Roy a plaidé non coupable à la nouvelle accusation portée contre lui, lundi, au palais de justice de Sherbrooke.

« Ce sont des faits qui avaient été abordés lors du procès pour les quatre premières victimes. Le nouveau plaignant a décidé d’aller de l’avant dans les procédures à la suite du procès », explique la procureure aux poursuites criminelles, Me Laïla Belgharras.

L’individu de 63 ans est accusé d’attouchements sexuels en 1987 sur un enfant de moins de 14 ans et d’agression sexuelle entre septembre 2002 et janvier 2003 sur cette même victime à Coaticook. 

Ce nouveau dossier reviendra devant le tribunal le 13 mars prochain.

Gervais a été reconnu coupable de divers gestes sexuels en novembre 2019 à la suite du procès concernant les quatre premières victimes dans la région de Coaticook.

Ces gestes se sont déroulés entre 1979 et 1995.

Gervais Roy a été reconnu coupable d’agression sexuelle, de grossière indécence et d’attentats à la pudeur.

« Une offre formelle a été faite pour la peine. J’en ai informé les victimes. Je vais lire une lettre pour une victime qui sera présente au tribunal », mentionne Me Belgharras.

Le dossier a été reporté le 17 avril prochain pour les observations sur la peine.

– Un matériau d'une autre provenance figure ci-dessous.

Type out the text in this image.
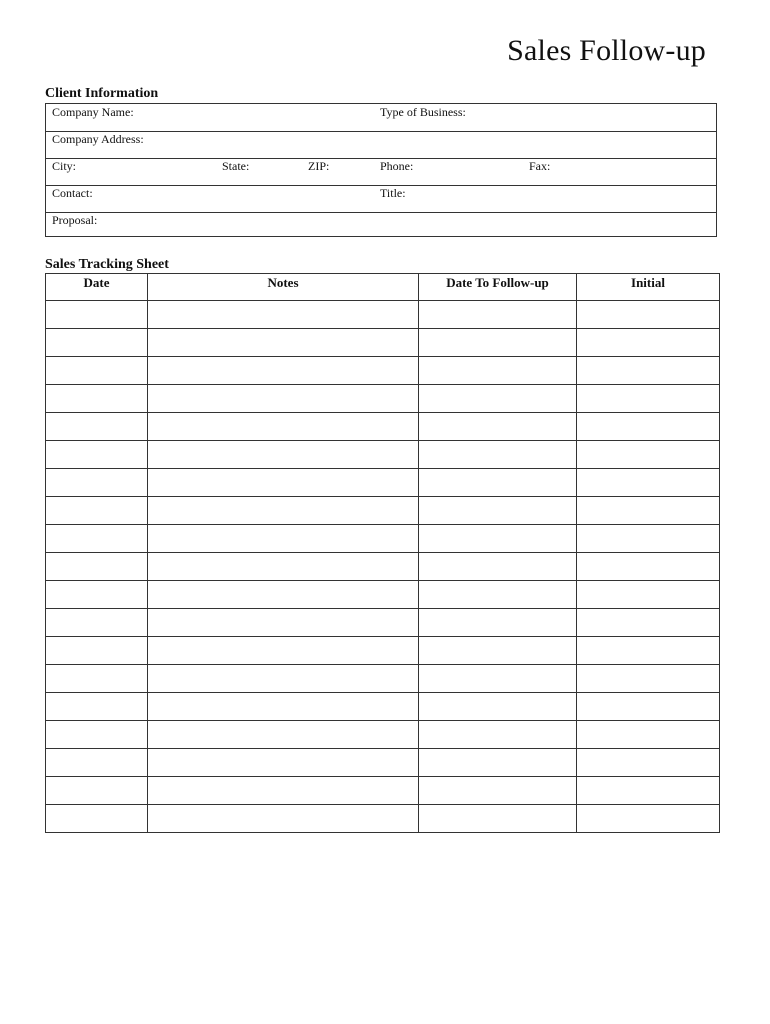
Sales Follow-up
Client Information
Company Name:	Type of Business:
Company Address:
City:	State:	ZIP:	Phone:	Fax:
Contact:	Title:
Proposal:
Sales Tracking Sheet
Date	Notes	Date To Follow-up	Initial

Me Belgharras ainsi que l’avocat de la défense Me Mathieu Chenette de l’aide juridique présenteront alors les observations sur la peine au tribunal.

La procureure aux poursuites criminelles Me Laïla Belgharras.

Parents présents

Les parents de certaines victimes étaient présents, lundi, au palais de justice de Sherbrooke pour la nouvelle comparution de Gervais Roy.

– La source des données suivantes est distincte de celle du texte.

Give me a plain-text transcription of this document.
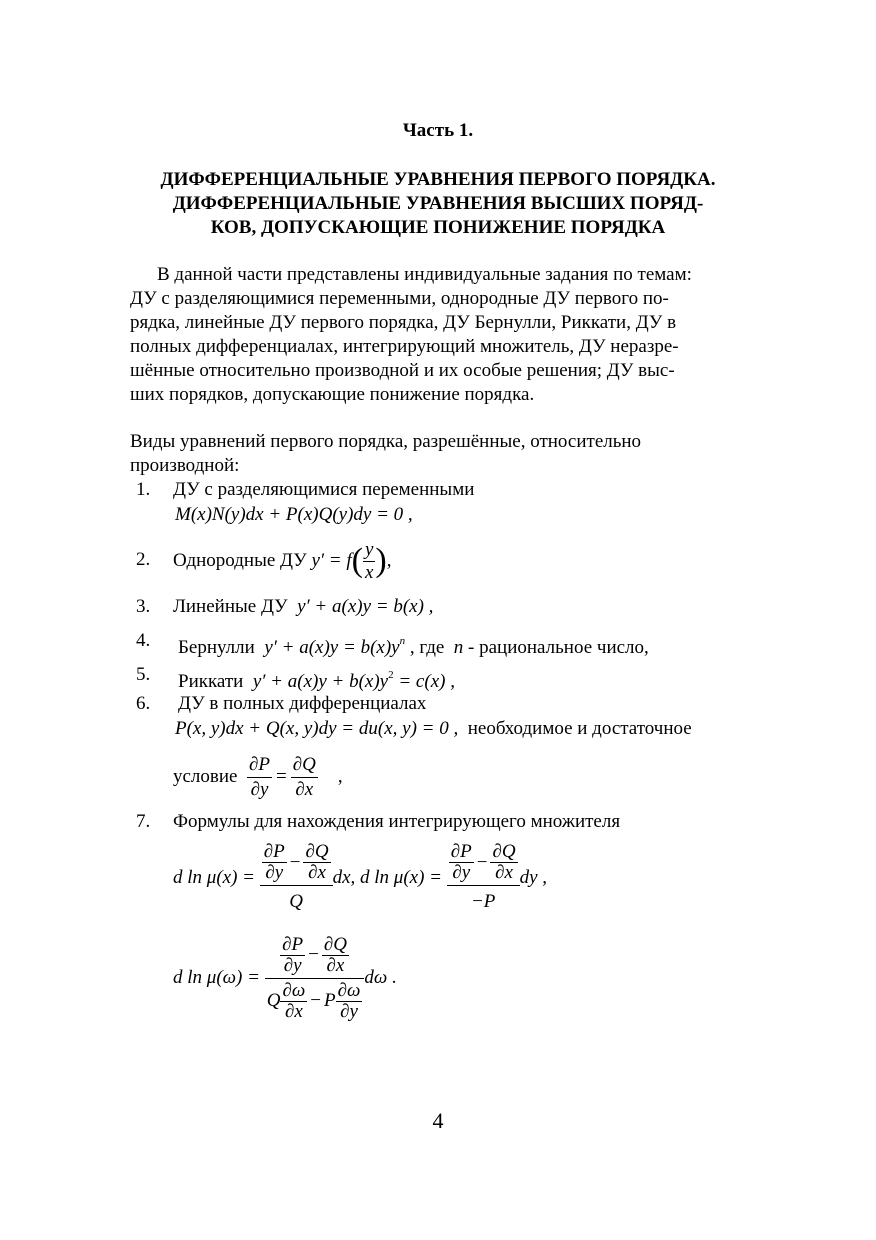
Часть 1.
ДИФФЕРЕНЦИАЛЬНЫЕ УРАВНЕНИЯ ПЕРВОГО ПОРЯДКА.
ДИФФЕРЕНЦИАЛЬНЫЕ УРАВНЕНИЯ ВЫСШИХ ПОРЯД-
КОВ, ДОПУСКАЮЩИЕ ПОНИЖЕНИЕ ПОРЯДКА
В данной части представлены индивидуальные задания по темам:
ДУ с разделяющимися переменными, однородные ДУ первого по-
рядка, линейные ДУ первого порядка, ДУ Бернулли, Риккати, ДУ в
полных дифференциалах, интегрирующий множитель, ДУ неразре-
шённые относительно производной и их особые решения; ДУ выс-
ших порядков, допускающие понижение порядка.
Виды уравнений первого порядка, разрешённые, относительно
производной:
1. ДУ с разделяющимися переменными
M(x)N(y)dx + P(x)Q(y)dy = 0 ,
2. Однородные ДУ
y′ = f ( $\frac{y}{x}$ ) ,
3. Линейные ДУ y′ + a(x)y = b(x) ,
4. Бернулли $y' + a(x)y = b(x)y^n$ , где n - рациональное число,
5. Риккати $y' + a(x)y + b(x)y^2 = c(x)$ ,
6. ДУ в полных дифференциалах
P(x, y)dx + Q(x, y)dy = du(x, y) = 0 , необходимое и достаточное
условие
$\frac{\partial P}{\partial y} = \frac{\partial Q}{\partial x}$	,
7. Формулы для нахождения интегрирующего множителя
d ln μ(x) =
$\frac{\partial P}{\partial y} - \frac{\partial Q}{\partial x}$
Q
dx , d ln μ(x) =
$\frac{\partial P}{\partial y} - \frac{\partial Q}{\partial x}$
−P
dy ,
d ln μ(ω) =

$\frac{\partial P}{\partial y} - \frac{\partial Q}{\partial x}$
Q $\frac{\partial\omega}{\partial x} - P \frac{\partial\omega}{\partial y}$
dω .
4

« Il disait aux victimes que si elles parlaient, il allait tuer leurs parents. Il régnait par la peur. Il faut que le juge tienne compte de cet aspect que je considère comme une certaine forme de terrorisme », explique le père d’au moins une des victimes.

« Ces victimes ont vécu l’horreur et la terreur. J’aimerais qu’il ne soit pas condamné à une sentence bonbon. Il faut que ces histoires soient connues, car je crois qu’il y a peut-être d’autres victimes », estime la mère d’au moins une des victimes de Gervais Roy.